Dès son discours inaugural, l’hôte de la COP30, le président brésilien Luiz Inácio Lula da Silva, a donné le ton.
« La COP30 sera la COP de la vérité […]. Le changement climatique n’est plus une menace pour l’avenir, c’est une tragédie du présent […]. Des sécheresses et des incendies de forêts en Afrique et en Europe aux inondations en Amérique du Sud et en Asie du Sud-Est, la hausse des températures mondiales répand la douleur et la souffrance, en particulier parmi les populations les plus vulnérables. Il est beaucoup moins coûteux de dépenser 1 300 milliards de dollars pour mettre fin à ce problème mortel que de dépenser 2 700 milliards de dollars pour faire la guerre, comme cela a été le cas l’an dernier », a-t-il déclaré à la tribune.
Un appel au sursaut
Le secrétaire exécutif de l’ONU Climat, Simon Stiell, a lui aussi sonné l’alarme.
« Se lamenter n’est pas une stratégie : nous avons besoin de solutions. Se quereller alors que les famines s’installent et que des millions de personnes fuient leur pays ne sera jamais pardonné, car les conflits se propagent. Alors que les catastrophes climatiques déciment la vie de millions de personnes, alors que nous avons déjà les solutions, cela ne sera jamais, jamais pardonné », a-t-il averti, appelant les représentants des pays participants à un sursaut collectif, au moment même où le “super-typhon” Fung-Wong vient de balayer les Philippines.

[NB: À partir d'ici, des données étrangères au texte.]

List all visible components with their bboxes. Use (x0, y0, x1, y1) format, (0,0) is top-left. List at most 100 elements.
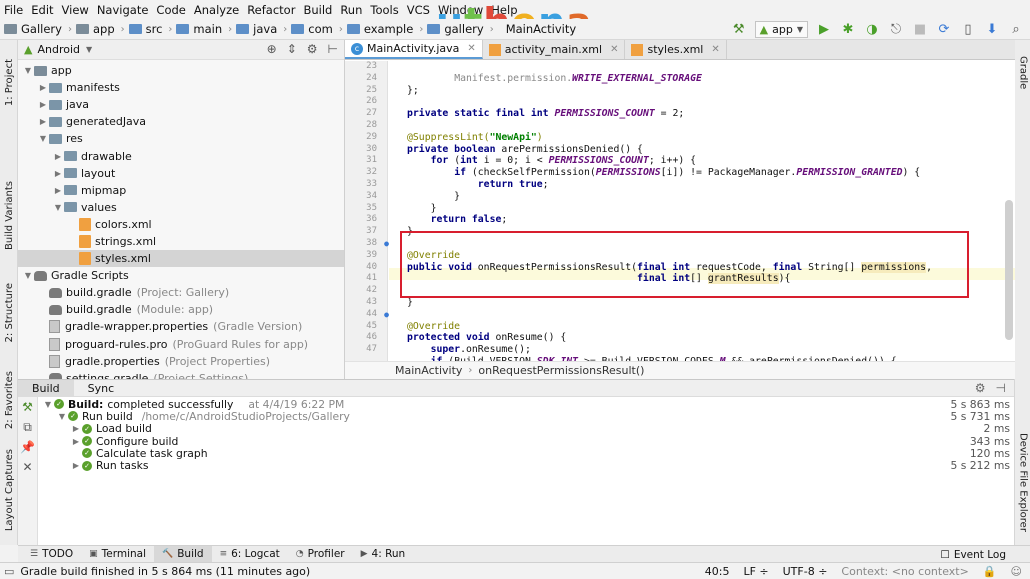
scroll-from-source-icon[interactable]: ⊕ (267, 42, 277, 56)
hammer-icon[interactable]: ⚒ (18, 397, 37, 417)
status-message[interactable]: Gradle build finished in 5 s 864 ms (11 … (20, 565, 310, 578)
breadcrumb-item[interactable]: MainActivity (506, 22, 576, 36)
chevron-right-icon[interactable]: ▶ (70, 424, 82, 433)
chevron-down-icon[interactable]: ▼ (52, 203, 64, 212)
tree-item[interactable]: styles.xml (18, 250, 344, 268)
tree-item[interactable]: ▼ Gradle Scripts (18, 267, 344, 284)
tool-window-tab[interactable]: 2: Structure (0, 268, 18, 358)
chevron-down-icon[interactable]: ▼ (22, 271, 34, 280)
hide-panel-icon[interactable]: ⊢ (328, 42, 338, 56)
tree-item[interactable]: ▶ drawable (18, 147, 344, 164)
tree-item[interactable]: ▶ layout (18, 165, 344, 182)
chevron-right-icon[interactable]: ▶ (52, 152, 64, 161)
breadcrumb-item[interactable]: app (75, 22, 115, 36)
tree-item[interactable]: proguard-rules.pro (ProGuard Rules for ap… (18, 336, 344, 353)
menu-run[interactable]: Run (340, 3, 362, 17)
lock-icon[interactable]: 🔒 (983, 565, 997, 578)
bottom-tab[interactable]: ≡ 6: Logcat (212, 546, 288, 563)
build-row[interactable]: ▶ ✓ Configure build 343 ms (40, 435, 1014, 448)
sync-icon[interactable]: ⟳ (936, 22, 952, 38)
event-log-button[interactable]: ☐ Event Log (940, 546, 1006, 563)
chevron-right-icon[interactable]: ▶ (37, 83, 49, 92)
tree-item[interactable]: settings.gradle (Project Settings) (18, 370, 344, 379)
chevron-down-icon[interactable]: ▼ (86, 45, 92, 54)
tree-item[interactable]: ▶ generatedJava (18, 113, 344, 130)
tool-window-tab[interactable]: Layout Captures (0, 440, 18, 540)
menu-view[interactable]: View (62, 3, 89, 17)
editor-breadcrumb-method[interactable]: onRequestPermissionsResult() (478, 364, 644, 377)
chevron-down-icon[interactable]: ▼ (42, 400, 54, 409)
hide-panel-icon[interactable]: ⊣ (996, 381, 1006, 395)
pin-icon[interactable]: 📌 (18, 437, 37, 457)
editor-breadcrumb-class[interactable]: MainActivity (395, 364, 462, 377)
tool-window-tab[interactable]: Device File Explorer (1015, 425, 1030, 540)
tool-window-tab[interactable]: 1: Project (0, 48, 18, 118)
override-marker-icon[interactable]: ● (384, 309, 389, 321)
menu-tools[interactable]: Tools (370, 3, 398, 17)
stop-icon[interactable]: ■ (912, 22, 928, 38)
tree-item[interactable]: gradle.properties (Project Properties) (18, 353, 344, 370)
tool-window-tab[interactable]: Build Variants (0, 170, 18, 260)
chevron-right-icon[interactable]: ▶ (70, 437, 82, 446)
gear-icon[interactable]: ⚙ (975, 381, 986, 395)
line-separator[interactable]: LF ÷ (743, 565, 768, 578)
tool-window-tab[interactable]: 2: Favorites (0, 360, 18, 440)
build-row[interactable]: ▶ ✓ Load build 2 ms (40, 422, 1014, 435)
breadcrumb-item[interactable]: com (291, 22, 333, 36)
chevron-down-icon[interactable]: ▼ (22, 66, 34, 75)
context-indicator[interactable]: Context: <no context> (841, 565, 968, 578)
inspector-icon[interactable]: ☺ (1011, 565, 1022, 578)
close-icon[interactable]: ✕ (18, 457, 37, 477)
editor-tab[interactable]: c MainActivity.java ✕ (345, 40, 483, 59)
tree-item[interactable]: ▼ app (18, 62, 344, 79)
breadcrumb-item[interactable]: gallery (427, 22, 484, 36)
project-view-select[interactable]: Android (37, 43, 80, 56)
tree-item[interactable]: ▶ mipmap (18, 182, 344, 199)
toggle-view-icon[interactable]: ⧉ (18, 417, 37, 437)
bottom-tab[interactable]: ▶ 4: Run (353, 546, 414, 563)
build-row[interactable]: ▼ ✓ Run build/home/c/AndroidStudioProjects… (40, 410, 1014, 423)
debug-icon[interactable]: ✱ (840, 22, 856, 38)
tree-item[interactable]: colors.xml (18, 216, 344, 233)
editor-scrollbar[interactable] (1005, 200, 1013, 340)
profile-icon[interactable]: ◑ (864, 22, 880, 38)
tool-window-tab[interactable]: Gradle (1015, 48, 1030, 98)
bottom-tab[interactable]: ☰ TODO (22, 546, 81, 563)
run-icon[interactable]: ▶ (816, 22, 832, 38)
close-icon[interactable]: ✕ (610, 44, 618, 55)
menu-vcs[interactable]: VCS (407, 3, 430, 17)
menu-navigate[interactable]: Navigate (97, 3, 149, 17)
chevron-right-icon[interactable]: ▶ (37, 100, 49, 109)
tree-item[interactable]: ▼ values (18, 199, 344, 216)
menu-edit[interactable]: Edit (31, 3, 53, 17)
file-encoding[interactable]: UTF-8 ÷ (783, 565, 828, 578)
menu-code[interactable]: Code (156, 3, 185, 17)
chevron-right-icon[interactable]: ▶ (70, 461, 82, 470)
sdk-manager-icon[interactable]: ⬇ (984, 22, 1000, 38)
code-area[interactable]: Manifest.permission.WRITE_EXTERNAL_STORA… (407, 61, 1007, 361)
tree-item[interactable]: strings.xml (18, 233, 344, 250)
menu-build[interactable]: Build (303, 3, 332, 17)
chevron-right-icon[interactable]: ▶ (52, 186, 64, 195)
tree-item[interactable]: ▼ res (18, 130, 344, 147)
build-row[interactable]: ✓ Calculate task graph 120 ms (40, 447, 1014, 460)
close-icon[interactable]: ✕ (467, 43, 475, 54)
editor-tab[interactable]: activity_main.xml ✕ (483, 40, 626, 59)
bottom-tab[interactable]: ▣ Terminal (81, 546, 154, 563)
tree-item[interactable]: ▶ java (18, 96, 344, 113)
chevron-right-icon[interactable]: ▶ (37, 117, 49, 126)
bottom-tab[interactable]: ◔ Profiler (288, 546, 353, 563)
collapse-all-icon[interactable]: ⇕ (287, 42, 297, 56)
hammer-icon[interactable]: ⚒ (731, 22, 747, 38)
status-icon[interactable]: ▭ (4, 565, 14, 578)
build-row[interactable]: ▼ ✓ Build: completed successfully at 4/4/19 … (40, 398, 1014, 411)
menu-file[interactable]: File (4, 3, 23, 17)
gear-icon[interactable]: ⚙ (307, 42, 318, 56)
tree-item[interactable]: build.gradle (Module: app) (18, 301, 344, 318)
chevron-down-icon[interactable]: ▼ (56, 412, 68, 421)
breadcrumb-item[interactable]: example (346, 22, 413, 36)
chevron-right-icon[interactable]: ▶ (52, 169, 64, 178)
attach-icon[interactable]: ⎋ (888, 22, 904, 38)
build-tab-build[interactable]: Build (18, 379, 74, 397)
caret-position[interactable]: 40:5 (705, 565, 730, 578)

Dans ce climat d’urgence, les acteurs de la société civile haussent également le ton.
« Ce que nous voulons dire à tous les dirigeants du monde, c’est : l’heure tourne ! Nous faisons face à une bombe à retardement et tout le monde a quelque chose à perdre dans ces négociations qui échouent, année après année, sans produire de résultats concrets pour résoudre la crise climatique », a réagi Ian Rivera, coordonnateur du Mouvement pour la justice climatique aux Philippines.